The worst street sign in Minneapolis just got replaced by the best street sign in Minneapolis.
John Cheatham, born enslaved in 1855, spent his adult life protecting this city and its people.
On Thursday, he protected Minneapolis from one more day of Dight Avenue. A street once named for the founder of the Minnesota Eugenics Society now honors one of this city's first Black firefighters and its very first Black fire captain.
Fire trucks, firefighters, school children, city officials and a sizable crowd of Cheatham family descendants gathered at a south Minneapolis intersection to cheer the new avenue.
"Three, two, one." With a quick tug on a string, the name Dight Avenue tumbled to the ground and Cheatham Avenue took its place of honor, just up the road from the captain's old fire station.
"This was a long time coming," said Paul McDavid, whose grandmother told stories about her great-uncle John, the fireman. "Today is a day that makes us proud."

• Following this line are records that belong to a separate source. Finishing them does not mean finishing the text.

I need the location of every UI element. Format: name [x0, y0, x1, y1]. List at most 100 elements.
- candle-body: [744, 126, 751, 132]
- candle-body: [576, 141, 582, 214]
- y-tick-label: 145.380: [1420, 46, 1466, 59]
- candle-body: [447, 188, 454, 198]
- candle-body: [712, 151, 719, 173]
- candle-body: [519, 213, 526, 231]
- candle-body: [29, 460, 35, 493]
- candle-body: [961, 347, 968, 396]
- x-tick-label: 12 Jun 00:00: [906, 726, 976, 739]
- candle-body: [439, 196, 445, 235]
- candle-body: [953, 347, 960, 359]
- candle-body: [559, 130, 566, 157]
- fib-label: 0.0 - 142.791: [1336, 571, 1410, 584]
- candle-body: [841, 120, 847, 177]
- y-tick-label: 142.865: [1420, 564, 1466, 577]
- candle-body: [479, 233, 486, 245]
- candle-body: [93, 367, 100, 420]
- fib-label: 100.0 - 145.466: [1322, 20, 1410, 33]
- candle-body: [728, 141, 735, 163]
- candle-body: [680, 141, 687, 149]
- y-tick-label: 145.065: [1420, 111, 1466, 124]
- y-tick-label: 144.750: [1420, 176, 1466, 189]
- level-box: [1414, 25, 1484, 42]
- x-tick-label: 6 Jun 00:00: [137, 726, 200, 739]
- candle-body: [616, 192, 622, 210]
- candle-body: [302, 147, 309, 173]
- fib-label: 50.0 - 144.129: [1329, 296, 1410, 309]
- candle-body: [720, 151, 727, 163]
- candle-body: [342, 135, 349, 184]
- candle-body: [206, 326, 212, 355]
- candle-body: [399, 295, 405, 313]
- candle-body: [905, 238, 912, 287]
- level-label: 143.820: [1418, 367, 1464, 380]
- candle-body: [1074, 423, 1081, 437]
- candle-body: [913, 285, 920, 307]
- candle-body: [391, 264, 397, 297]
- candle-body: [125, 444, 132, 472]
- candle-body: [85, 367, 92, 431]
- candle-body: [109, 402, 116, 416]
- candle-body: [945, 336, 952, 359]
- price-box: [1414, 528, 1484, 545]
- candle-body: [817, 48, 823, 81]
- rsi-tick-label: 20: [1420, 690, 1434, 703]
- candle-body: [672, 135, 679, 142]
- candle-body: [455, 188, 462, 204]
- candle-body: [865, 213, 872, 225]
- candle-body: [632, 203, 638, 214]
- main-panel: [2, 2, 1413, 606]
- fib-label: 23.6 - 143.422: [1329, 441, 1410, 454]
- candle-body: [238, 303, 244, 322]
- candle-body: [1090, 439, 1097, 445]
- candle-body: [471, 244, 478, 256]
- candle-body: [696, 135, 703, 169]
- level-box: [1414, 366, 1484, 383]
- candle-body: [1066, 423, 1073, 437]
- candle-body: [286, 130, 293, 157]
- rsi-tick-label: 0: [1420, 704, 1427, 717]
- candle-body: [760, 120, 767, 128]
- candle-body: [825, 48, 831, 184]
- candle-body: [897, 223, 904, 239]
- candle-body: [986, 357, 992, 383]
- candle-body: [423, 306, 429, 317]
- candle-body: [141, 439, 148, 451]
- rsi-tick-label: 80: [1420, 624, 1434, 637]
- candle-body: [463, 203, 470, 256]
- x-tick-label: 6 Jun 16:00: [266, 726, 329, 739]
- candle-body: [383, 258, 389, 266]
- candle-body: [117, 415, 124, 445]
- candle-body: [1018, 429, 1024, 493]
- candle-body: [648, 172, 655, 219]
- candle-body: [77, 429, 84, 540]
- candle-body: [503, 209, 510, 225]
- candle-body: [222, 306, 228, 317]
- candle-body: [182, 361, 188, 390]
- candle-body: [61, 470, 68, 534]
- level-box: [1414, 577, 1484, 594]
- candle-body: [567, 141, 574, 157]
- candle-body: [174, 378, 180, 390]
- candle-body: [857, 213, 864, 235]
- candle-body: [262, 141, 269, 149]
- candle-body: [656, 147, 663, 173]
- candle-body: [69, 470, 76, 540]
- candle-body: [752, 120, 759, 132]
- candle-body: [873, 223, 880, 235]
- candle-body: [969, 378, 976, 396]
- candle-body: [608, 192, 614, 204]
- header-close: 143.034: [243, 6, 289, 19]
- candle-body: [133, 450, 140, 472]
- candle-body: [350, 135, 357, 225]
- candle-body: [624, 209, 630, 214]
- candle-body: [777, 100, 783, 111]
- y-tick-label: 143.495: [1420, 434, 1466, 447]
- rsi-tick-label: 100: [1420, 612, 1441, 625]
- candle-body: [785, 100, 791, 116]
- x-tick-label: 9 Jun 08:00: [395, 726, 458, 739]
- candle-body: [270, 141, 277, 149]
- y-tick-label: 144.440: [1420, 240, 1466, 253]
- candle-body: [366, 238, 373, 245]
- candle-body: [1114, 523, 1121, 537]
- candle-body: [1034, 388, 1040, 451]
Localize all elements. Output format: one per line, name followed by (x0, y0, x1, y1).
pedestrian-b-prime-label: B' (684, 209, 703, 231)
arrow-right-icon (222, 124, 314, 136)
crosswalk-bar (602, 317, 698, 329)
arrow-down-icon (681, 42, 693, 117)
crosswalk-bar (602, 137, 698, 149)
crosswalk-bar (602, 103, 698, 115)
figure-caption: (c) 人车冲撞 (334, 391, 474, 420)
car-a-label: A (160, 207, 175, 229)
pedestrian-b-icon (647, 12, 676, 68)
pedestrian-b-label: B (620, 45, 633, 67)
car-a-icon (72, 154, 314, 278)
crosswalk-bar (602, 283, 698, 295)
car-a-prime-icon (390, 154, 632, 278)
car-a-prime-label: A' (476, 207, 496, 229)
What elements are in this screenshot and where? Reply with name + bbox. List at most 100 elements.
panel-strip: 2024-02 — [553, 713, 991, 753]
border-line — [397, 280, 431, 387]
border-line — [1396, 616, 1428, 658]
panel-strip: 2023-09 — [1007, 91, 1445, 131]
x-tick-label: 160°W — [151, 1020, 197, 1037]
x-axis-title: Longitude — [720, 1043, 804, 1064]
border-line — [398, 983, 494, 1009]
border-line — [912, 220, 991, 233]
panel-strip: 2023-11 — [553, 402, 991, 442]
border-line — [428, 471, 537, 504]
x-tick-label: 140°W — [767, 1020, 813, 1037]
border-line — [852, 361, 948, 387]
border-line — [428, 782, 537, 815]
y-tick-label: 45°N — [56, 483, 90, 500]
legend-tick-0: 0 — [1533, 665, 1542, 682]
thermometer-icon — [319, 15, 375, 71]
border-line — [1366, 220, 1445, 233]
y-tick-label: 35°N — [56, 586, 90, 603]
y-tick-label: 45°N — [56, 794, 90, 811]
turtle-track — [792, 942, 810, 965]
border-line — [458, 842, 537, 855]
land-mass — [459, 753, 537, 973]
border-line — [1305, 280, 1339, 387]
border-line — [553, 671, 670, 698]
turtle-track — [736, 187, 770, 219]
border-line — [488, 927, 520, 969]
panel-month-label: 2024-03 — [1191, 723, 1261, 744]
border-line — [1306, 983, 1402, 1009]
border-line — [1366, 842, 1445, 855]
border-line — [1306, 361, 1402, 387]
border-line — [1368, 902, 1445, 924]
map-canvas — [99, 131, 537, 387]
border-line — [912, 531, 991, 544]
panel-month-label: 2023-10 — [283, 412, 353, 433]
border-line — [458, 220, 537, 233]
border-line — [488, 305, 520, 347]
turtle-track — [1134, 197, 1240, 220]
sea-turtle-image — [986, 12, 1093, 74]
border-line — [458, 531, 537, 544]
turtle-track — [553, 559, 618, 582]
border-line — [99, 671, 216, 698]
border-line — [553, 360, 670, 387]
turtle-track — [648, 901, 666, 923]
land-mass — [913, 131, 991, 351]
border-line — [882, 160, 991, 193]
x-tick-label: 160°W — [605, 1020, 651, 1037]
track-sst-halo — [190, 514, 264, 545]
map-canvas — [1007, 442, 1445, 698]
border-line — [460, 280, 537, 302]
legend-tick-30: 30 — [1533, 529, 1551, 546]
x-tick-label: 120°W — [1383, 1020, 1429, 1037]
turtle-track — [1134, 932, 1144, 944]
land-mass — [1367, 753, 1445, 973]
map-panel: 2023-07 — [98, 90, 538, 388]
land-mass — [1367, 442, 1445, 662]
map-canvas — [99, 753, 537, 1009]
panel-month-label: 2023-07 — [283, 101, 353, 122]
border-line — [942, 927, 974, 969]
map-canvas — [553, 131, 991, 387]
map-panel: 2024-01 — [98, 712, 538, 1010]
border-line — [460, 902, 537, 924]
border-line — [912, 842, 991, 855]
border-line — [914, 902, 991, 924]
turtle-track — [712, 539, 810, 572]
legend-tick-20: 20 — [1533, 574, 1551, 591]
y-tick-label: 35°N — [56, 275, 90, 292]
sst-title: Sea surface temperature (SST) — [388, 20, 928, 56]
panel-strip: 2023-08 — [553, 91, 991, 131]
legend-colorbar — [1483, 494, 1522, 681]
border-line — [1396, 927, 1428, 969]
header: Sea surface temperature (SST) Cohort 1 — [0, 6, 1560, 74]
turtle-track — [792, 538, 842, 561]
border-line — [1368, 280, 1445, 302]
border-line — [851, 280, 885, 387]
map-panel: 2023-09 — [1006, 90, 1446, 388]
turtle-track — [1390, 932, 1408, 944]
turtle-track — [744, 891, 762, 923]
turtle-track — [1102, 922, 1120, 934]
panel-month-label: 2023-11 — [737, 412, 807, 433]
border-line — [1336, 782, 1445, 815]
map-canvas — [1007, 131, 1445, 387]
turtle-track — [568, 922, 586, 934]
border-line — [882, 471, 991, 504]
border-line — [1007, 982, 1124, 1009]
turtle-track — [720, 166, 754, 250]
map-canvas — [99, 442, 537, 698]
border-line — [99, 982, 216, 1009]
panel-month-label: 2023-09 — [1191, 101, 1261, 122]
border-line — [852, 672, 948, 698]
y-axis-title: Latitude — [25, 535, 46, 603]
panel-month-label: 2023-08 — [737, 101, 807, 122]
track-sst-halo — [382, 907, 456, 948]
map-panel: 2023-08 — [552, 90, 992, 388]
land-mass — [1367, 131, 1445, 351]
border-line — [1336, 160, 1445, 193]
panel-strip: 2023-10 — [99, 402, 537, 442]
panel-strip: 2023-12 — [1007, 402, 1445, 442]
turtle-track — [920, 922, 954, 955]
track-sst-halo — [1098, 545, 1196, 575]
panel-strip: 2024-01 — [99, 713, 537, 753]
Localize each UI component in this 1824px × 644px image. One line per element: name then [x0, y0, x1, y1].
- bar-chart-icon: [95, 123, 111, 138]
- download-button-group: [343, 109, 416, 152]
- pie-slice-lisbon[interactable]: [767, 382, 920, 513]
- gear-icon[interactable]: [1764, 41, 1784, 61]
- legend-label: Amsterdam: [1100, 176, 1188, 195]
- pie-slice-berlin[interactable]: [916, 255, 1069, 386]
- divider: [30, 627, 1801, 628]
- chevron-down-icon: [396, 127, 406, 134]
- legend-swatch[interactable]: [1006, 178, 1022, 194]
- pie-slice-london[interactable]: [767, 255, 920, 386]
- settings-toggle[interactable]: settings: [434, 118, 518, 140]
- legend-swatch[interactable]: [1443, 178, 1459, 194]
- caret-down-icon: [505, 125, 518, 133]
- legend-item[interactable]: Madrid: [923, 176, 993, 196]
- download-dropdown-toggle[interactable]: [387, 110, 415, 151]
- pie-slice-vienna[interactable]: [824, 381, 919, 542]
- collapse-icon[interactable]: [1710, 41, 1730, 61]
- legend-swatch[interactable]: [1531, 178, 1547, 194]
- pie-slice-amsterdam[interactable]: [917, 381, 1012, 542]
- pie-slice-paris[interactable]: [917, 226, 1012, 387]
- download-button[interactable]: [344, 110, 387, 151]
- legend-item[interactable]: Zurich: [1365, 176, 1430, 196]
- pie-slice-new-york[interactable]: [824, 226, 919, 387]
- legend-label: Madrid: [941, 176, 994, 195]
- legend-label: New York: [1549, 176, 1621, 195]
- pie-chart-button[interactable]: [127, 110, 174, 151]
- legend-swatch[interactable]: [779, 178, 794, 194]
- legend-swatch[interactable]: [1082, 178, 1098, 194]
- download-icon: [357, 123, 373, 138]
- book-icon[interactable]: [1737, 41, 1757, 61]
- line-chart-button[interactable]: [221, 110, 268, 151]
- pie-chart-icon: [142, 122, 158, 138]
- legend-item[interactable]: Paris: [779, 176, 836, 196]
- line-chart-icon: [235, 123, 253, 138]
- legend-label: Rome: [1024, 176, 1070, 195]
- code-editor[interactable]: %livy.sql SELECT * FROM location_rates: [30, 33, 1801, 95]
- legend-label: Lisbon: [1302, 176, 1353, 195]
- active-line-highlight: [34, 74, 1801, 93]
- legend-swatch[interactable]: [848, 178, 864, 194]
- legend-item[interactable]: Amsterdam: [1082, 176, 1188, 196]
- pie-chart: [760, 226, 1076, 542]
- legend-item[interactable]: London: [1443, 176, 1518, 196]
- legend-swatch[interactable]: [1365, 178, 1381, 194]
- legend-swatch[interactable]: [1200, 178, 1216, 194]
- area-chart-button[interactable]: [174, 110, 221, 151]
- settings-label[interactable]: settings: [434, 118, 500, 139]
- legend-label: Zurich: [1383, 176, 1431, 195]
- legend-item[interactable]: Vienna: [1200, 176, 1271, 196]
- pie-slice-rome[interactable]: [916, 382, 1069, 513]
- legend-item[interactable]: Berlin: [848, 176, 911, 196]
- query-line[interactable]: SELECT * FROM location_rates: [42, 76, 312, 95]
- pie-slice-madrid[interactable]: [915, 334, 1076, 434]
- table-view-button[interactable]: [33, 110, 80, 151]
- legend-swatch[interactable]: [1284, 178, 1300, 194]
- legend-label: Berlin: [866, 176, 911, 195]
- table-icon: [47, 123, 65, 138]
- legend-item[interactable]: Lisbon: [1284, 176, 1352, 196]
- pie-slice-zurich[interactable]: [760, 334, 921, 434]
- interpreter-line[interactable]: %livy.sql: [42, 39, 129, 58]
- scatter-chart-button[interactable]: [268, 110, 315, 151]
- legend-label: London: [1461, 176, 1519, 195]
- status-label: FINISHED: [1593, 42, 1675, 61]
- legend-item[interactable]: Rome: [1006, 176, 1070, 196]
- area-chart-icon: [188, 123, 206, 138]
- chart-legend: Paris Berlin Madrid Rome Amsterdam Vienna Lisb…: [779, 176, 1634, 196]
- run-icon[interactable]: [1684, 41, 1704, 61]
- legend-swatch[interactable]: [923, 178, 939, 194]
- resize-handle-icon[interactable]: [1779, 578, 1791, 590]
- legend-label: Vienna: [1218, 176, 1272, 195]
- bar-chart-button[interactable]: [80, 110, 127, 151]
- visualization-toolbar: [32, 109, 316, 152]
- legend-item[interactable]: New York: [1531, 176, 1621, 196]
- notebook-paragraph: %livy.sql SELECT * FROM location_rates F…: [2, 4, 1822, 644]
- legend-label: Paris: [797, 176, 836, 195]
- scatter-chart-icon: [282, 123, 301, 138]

Charles Fremont Dight, who served on the Minneapolis City Council a century ago, left a legacy that makes us anything but proud. He pushed laws that led to the forced sterilization of generations of vulnerable Minnesotans in state institutions. The fan letter he wrote to Adolf Hitler, "praising your plan to stamp out mental inferiority among the German people" is available for public viewing at the Minnesota Historical Society.
"Charles Dight does not and has not and will never reflect the values of this community," said Minneapolis City Council Member Andrew Johnson, who spearheaded the effort to finally rename the diagonal nine-block avenue that runs through his district. "It's a good day because we're taking that name down. But it's a better day because of the name we're putting up. Captain John Cheatham."